Lula não irá ao sambódromo, diz ministro da Saúde

Alexandre Padilha visitou ex-presidente no hospital nesta sexta e lembrou que médicos desaconselham ida à desfile: 'ele tem sido um paciente disciplinado'

Anne Warth, da Agência Estado

17 de fevereiro de 2012 | 14h38

SÃO PAULO - O ex-presidente Luiz Inácio Lula da Silva não desfilará pela escola de samba Gaviões da Fiel, que vai homenageá-lo na noite deste sábado, 18, no sambódromo do Anhembi. De acordo com o ministro da Saúde, Alexandre Padilha, que visitou Lula nesta sexta-feira, 17, no hospital Sírio-Libanês, o ex-presidente manifestou vontade de participar do desfile mas os médicos reiteraram a posição de que ele não deveria participar da atividade para preservar seu estado de saúde. "O presidente está louco para ir desfilar, mas os médicos recomendaram que ele não vá e ele tem sido um paciente disciplinado", afirmou.

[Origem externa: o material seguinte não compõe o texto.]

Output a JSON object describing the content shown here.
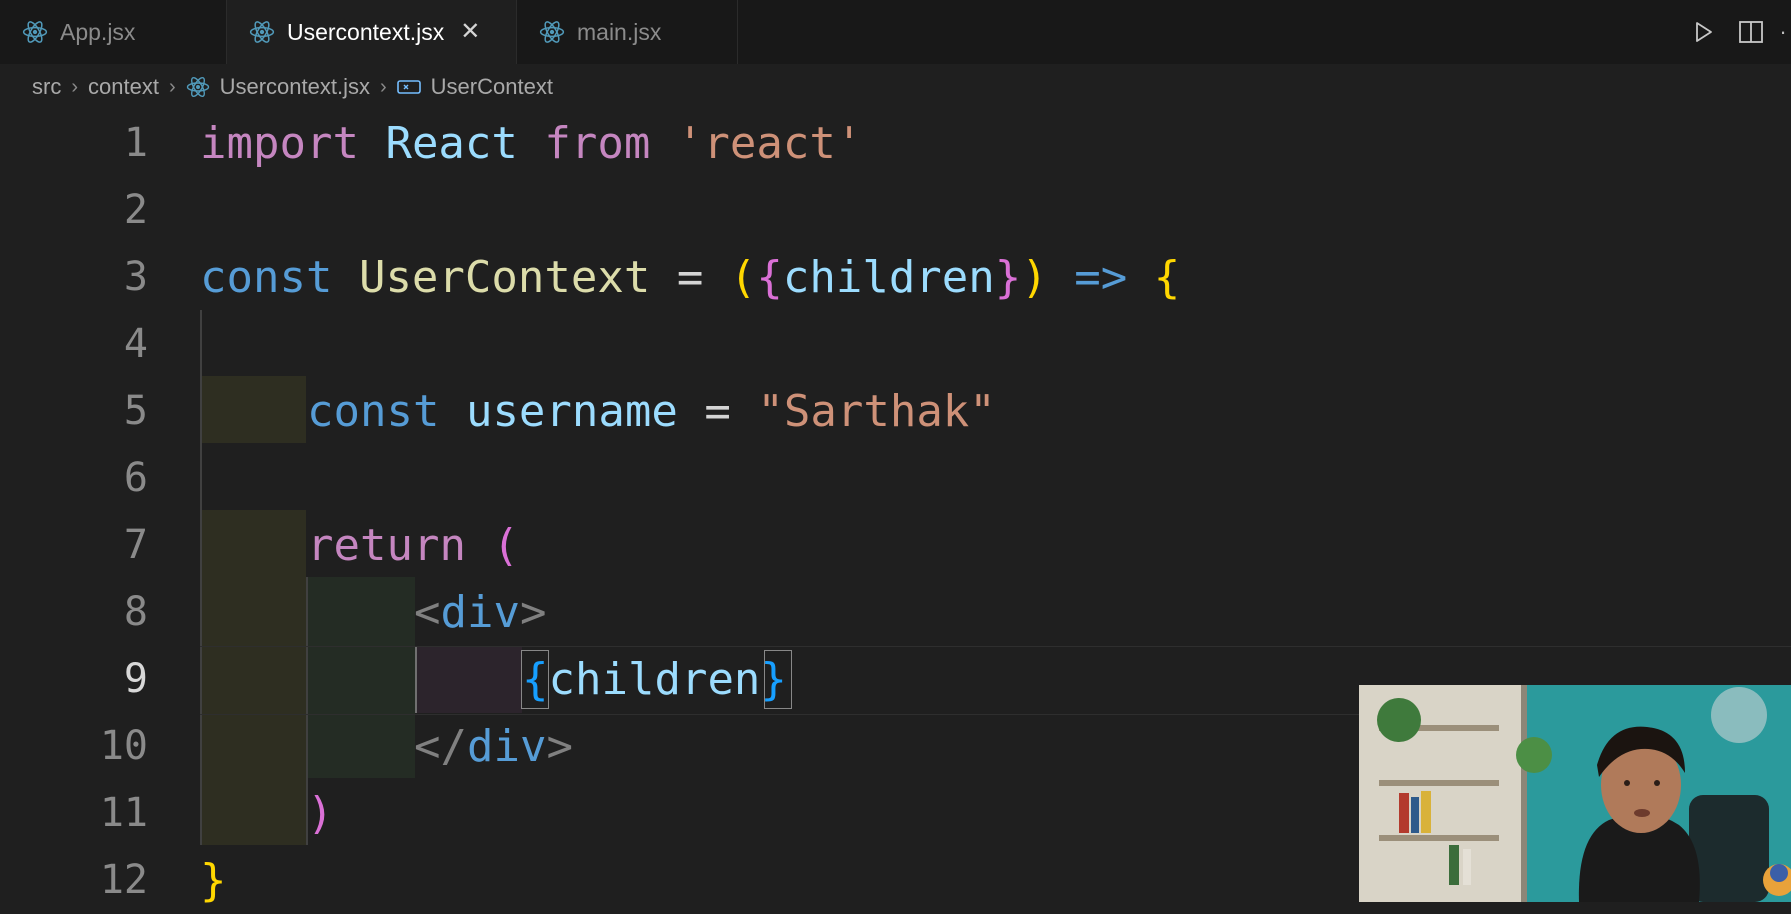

De acordo com o ministro, o presidente está bem e deve receber alta na tarde desta sexta-feira. Segundo Padilha, durante a visita, Lula teria ressaltado a importância da disciplina no tratamento do câncer. "Ele foi disciplinado na parte difícil, que foi o tratamento, e agora também será, na fase de controle, que é mais fácil", afirmou.

Padilha disse que Lula teve desconforto nos últimos dias e dificuldade de deglutição, reação normal para pacientes que se submetem à tratamento de radioterapia na região da garganta.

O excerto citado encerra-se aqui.